You're right in that this is a feature that I've not implemented, simply because it's not come up before. The simplest solution I can think of is to expose stdin, stdout and stderr attributes on the process object. Do you think calling close on any of them should call close any associated file objects? For instance, calling close on stdout should close stdout of the process, but should it also call close on any file objects hooked up to be piped from stdout?

niklasf commented 9 years ago

Hi Michael,

today I noticed that my above hack is not sufficient. IOError: close() called during concurrent operation on the same file object. because the handler thread is still reading the output stream.

I am not sure what would be best here, yet. For orientation I'll check how subprocess.Popen does this.

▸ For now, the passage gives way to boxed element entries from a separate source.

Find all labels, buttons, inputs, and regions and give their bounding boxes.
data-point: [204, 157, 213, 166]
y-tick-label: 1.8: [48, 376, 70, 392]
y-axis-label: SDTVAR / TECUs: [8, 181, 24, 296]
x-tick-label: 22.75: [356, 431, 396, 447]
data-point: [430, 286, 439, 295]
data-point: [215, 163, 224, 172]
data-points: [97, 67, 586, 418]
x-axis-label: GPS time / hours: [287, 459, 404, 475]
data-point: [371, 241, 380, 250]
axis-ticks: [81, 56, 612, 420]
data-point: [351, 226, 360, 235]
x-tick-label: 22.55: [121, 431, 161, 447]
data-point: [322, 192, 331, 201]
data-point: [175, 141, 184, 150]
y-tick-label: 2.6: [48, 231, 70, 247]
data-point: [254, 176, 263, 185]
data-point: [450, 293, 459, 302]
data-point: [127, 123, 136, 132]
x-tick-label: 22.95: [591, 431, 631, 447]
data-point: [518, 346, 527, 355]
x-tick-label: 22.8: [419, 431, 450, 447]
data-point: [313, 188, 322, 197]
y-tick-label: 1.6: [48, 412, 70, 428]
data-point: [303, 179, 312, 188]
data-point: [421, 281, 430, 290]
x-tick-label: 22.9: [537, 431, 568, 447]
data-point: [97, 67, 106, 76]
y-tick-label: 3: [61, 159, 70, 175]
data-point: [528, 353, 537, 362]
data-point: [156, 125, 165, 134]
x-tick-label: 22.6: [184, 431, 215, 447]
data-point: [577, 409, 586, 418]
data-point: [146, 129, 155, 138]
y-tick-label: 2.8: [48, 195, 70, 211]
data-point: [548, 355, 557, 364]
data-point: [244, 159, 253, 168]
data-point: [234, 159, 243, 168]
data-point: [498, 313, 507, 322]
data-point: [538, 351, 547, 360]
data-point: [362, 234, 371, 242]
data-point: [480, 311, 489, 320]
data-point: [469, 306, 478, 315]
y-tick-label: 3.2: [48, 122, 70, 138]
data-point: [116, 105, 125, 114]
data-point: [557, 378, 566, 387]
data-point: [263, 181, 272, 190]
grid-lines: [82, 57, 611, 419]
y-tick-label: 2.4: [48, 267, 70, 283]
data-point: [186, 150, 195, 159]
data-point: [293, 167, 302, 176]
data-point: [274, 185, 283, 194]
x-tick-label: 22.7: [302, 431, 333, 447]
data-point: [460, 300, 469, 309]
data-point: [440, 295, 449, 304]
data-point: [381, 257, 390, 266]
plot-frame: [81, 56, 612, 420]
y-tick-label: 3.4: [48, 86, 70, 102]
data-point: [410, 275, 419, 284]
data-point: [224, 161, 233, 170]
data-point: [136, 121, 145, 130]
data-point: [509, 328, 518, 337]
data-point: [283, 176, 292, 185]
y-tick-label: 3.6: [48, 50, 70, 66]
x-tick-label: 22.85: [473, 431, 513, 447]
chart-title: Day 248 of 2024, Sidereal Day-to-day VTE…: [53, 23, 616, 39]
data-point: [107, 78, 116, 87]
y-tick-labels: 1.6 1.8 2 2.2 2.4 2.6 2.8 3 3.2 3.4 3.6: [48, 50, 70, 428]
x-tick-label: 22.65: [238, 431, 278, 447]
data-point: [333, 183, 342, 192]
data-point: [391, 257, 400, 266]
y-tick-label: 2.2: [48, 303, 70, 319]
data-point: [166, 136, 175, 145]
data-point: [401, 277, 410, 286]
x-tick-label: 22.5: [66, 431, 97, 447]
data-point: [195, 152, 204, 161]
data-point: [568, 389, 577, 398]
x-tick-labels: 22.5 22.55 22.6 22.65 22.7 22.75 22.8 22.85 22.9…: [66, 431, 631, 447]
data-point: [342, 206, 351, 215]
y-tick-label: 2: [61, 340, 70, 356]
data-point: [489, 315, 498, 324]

ninoles commented 8 years ago

Somewhat related, I end up adding a shutdown_write method on the SshProcess object, that call either the shutdown_write method on channel. I agree with @niklasf about looking at subprocess.Popen for the behavior.

ri0t commented 4 years ago

I was trying hard to get a public key from wireguard until i found out that it needs stdin closed to operate, their syntax to do that with pipes is thus: wg pubkey < secretkeyfile > publickeyfile ..which when running in a terminal only responds after "signaling" EOF on the input.